By Karleigh M. Stone
Photography by Leslie Berg
Organizing sports equipment is one of those to-do list items parents never seem to get around to. However, getting organized will not only make a garage or basement tidier, but the equipment will also more likely be used if it’s easy to find and grab.
Andrea Wolf, founder of Organize Detroit, a Metro Detroit organizing company that creates functional spaces for homes and offices, offers the following tips for managing sports equipment. So, like her go-to strategy, let’s “just dig in.”
1. Set your emotion aside.
While it can be easier said than done, taking the emotion out and starting with a clear head is key to optimal organization. “It’s the biggest component of what we do,” Wolf says. She’s an unattached third party, but channeling that attitude in your own cleanup will allow you to filter out the junk.
2. Get rid of things you don’t use.
With emotion blocked out and a place to start, it’s time to make piles. Wolf suggests creating three piles while going through sports equipment: keep, donate and garbage. She also says the best way to make sure your items to be donated don’t creep back into the “keep” pile is to “get them out of the house that day, so you’re not sitting there looking at them and thinking about it.”
3. Create a system that works for you.
Organize Detroit’s garage guru Leslie Berg says there is no one right system. “Do what works for you,” she advises. “It needs to be done in a way you can keep up with and manage.”
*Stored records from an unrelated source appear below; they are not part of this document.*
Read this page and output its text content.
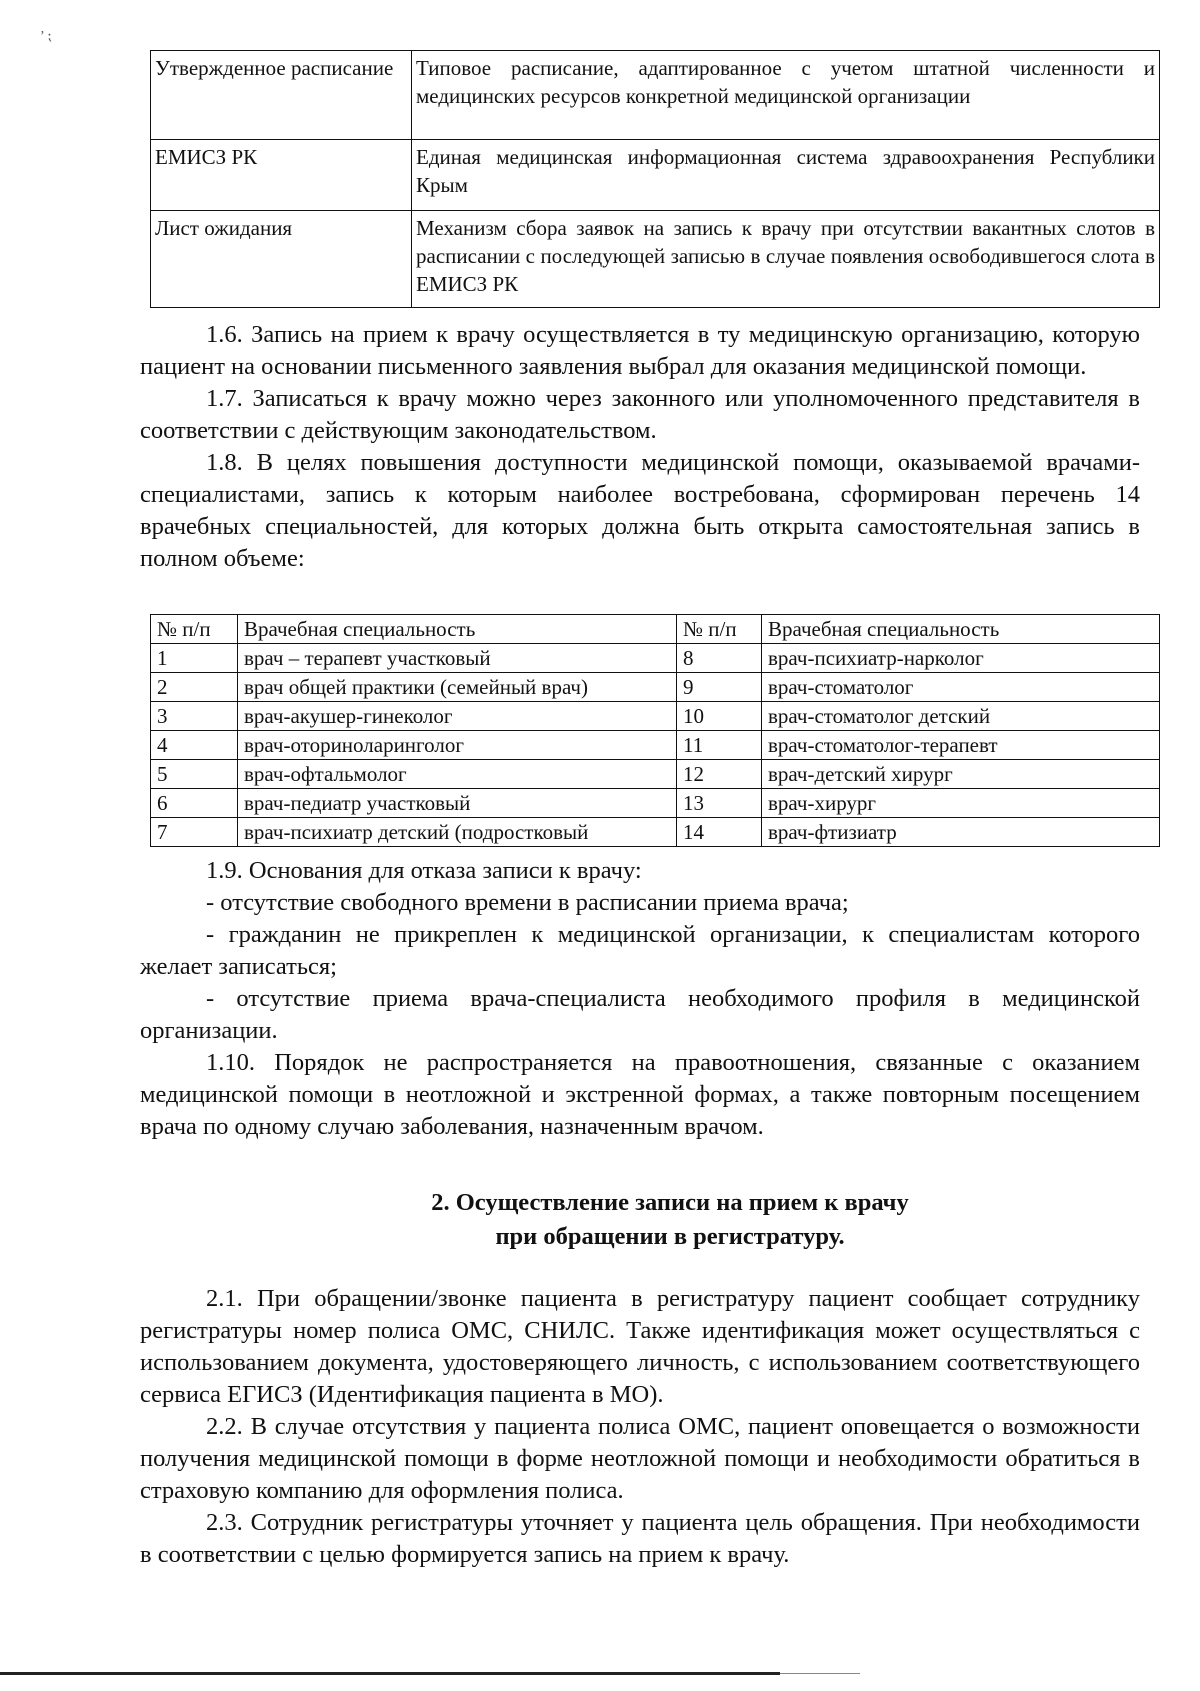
’ ⁏
Утвержденное расписание	Типовое расписание, адаптированное с учетом штатной численности и медицинских ресурсов конкретной медицинской организации
ЕМИСЗ РК	Единая медицинская информационная система здравоохранения Республики Крым
Лист ожидания	Механизм сбора заявок на запись к врачу при отсутствии вакантных слотов в расписании с последующей записью в случае появления освободившегося слота в ЕМИСЗ РК

1.6. Запись на прием к врачу осуществляется в ту медицинскую организацию, которую пациент на основании письменного заявления выбрал для оказания медицинской помощи.

1.7. Записаться к врачу можно через законного или уполномоченного представителя в соответствии с действующим законодательством.

1.8. В целях повышения доступности медицинской помощи, оказываемой врачами-специалистами, запись к которым наиболее востребована, сформирован перечень 14 врачебных специальностей, для которых должна быть открыта самостоятельная запись в полном объеме:

№ п/п	Врачебная специальность	№ п/п	Врачебная специальность
1	врач – терапевт участковый	8	врач-психиатр-нарколог
2	врач общей практики (семейный врач)	9	врач-стоматолог
3	врач-акушер-гинеколог	10	врач-стоматолог детский
4	врач-оториноларинголог	11	врач-стоматолог-терапевт
5	врач-офтальмолог	12	врач-детский хирург
6	врач-педиатр участковый	13	врач-хирург
7	врач-психиатр детский (подростковый	14	врач-фтизиатр

1.9. Основания для отказа записи к врачу:

- отсутствие свободного времени в расписании приема врача;

- гражданин не прикреплен к медицинской организации, к специалистам которого желает записаться;

- отсутствие приема врача-специалиста необходимого профиля в медицинской организации.

1.10. Порядок не распространяется на правоотношения, связанные с оказанием медицинской помощи в неотложной и экстренной формах, а также повторным посещением врача по одному случаю заболевания, назначенным врачом.

2. Осуществление записи на прием к врачу
при обращении в регистратуру.

2.1. При обращении/звонке пациента в регистратуру пациент сообщает сотруднику регистратуры номер полиса ОМС, СНИЛС. Также идентификация может осуществляться с использованием документа, удостоверяющего личность, с использованием соответствующего сервиса ЕГИСЗ (Идентификация пациента в МО).

2.2. В случае отсутствия у пациента полиса ОМС, пациент оповещается о возможности получения медицинской помощи в форме неотложной помощи и необходимости обратиться в страховую компанию для оформления полиса.

2.3. Сотрудник регистратуры уточняет у пациента цель обращения. При необходимости в соответствии с целью формируется запись на прием к врачу.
4. Find a landing space for every item.
This is a surefire way to make sure sports equipment stays organized. “If it has a place to go, it’s one less thing that ends up on the floor,” Wolf says. Hooks and clear bins are two solutions. “Make it so you can see it,” Berg says. So, head to the store and purchase the clear bins you need, then label each one by item type, sport, whatever works for you, and place them on a wire shelving unit.
Berg is a proponent of peg boards and hooks. Besides creating extra room in a sports storage space, hanging items keeps them free of leaves, cobwebs and spiders on the ground. She suggests hanging anything with a net, as well as tennis rackets and baseball bats. Large garbage cans can also be useful to store bats, hockey sticks and skis.
5. Teach the kids the process.
Sports equipment can be overwhelming to keep organized, especially at the end of a long tournament day, so don’t put all the pressure on yourself as a parent. “Whatever you do, make sure your kids have an expectation of where things go,” Wolf says. “If you don’t share the new blueprint with them, it won’t work.”
6. Swap out-of-season for in-season gear.
Wolf emphasizes that only in-season sports equipment should be in “prime real estate storage.” Berg adds, “In-season needs to be by the door where your kids come in. If they have to take it more than five steps, they’re not going to do it.” Store the out-of-season items downstairs and out of the way. Both experts agree taking time to change out seasonal items is key to keep areas clean. “If you have them in the same space, it’s too much,” Wolf says.
7. Revisit and clean once a month.
Remember that after taking the time to create an organized space for sports equipment, it’s important to keep it up and not let your hard work go to waste. “Nothing is maintenance free,” Berg says. “Once a month stand back and look at the area to see what needs to be done.” Make it a priority. “Don’t let it build up,” Wolf adds.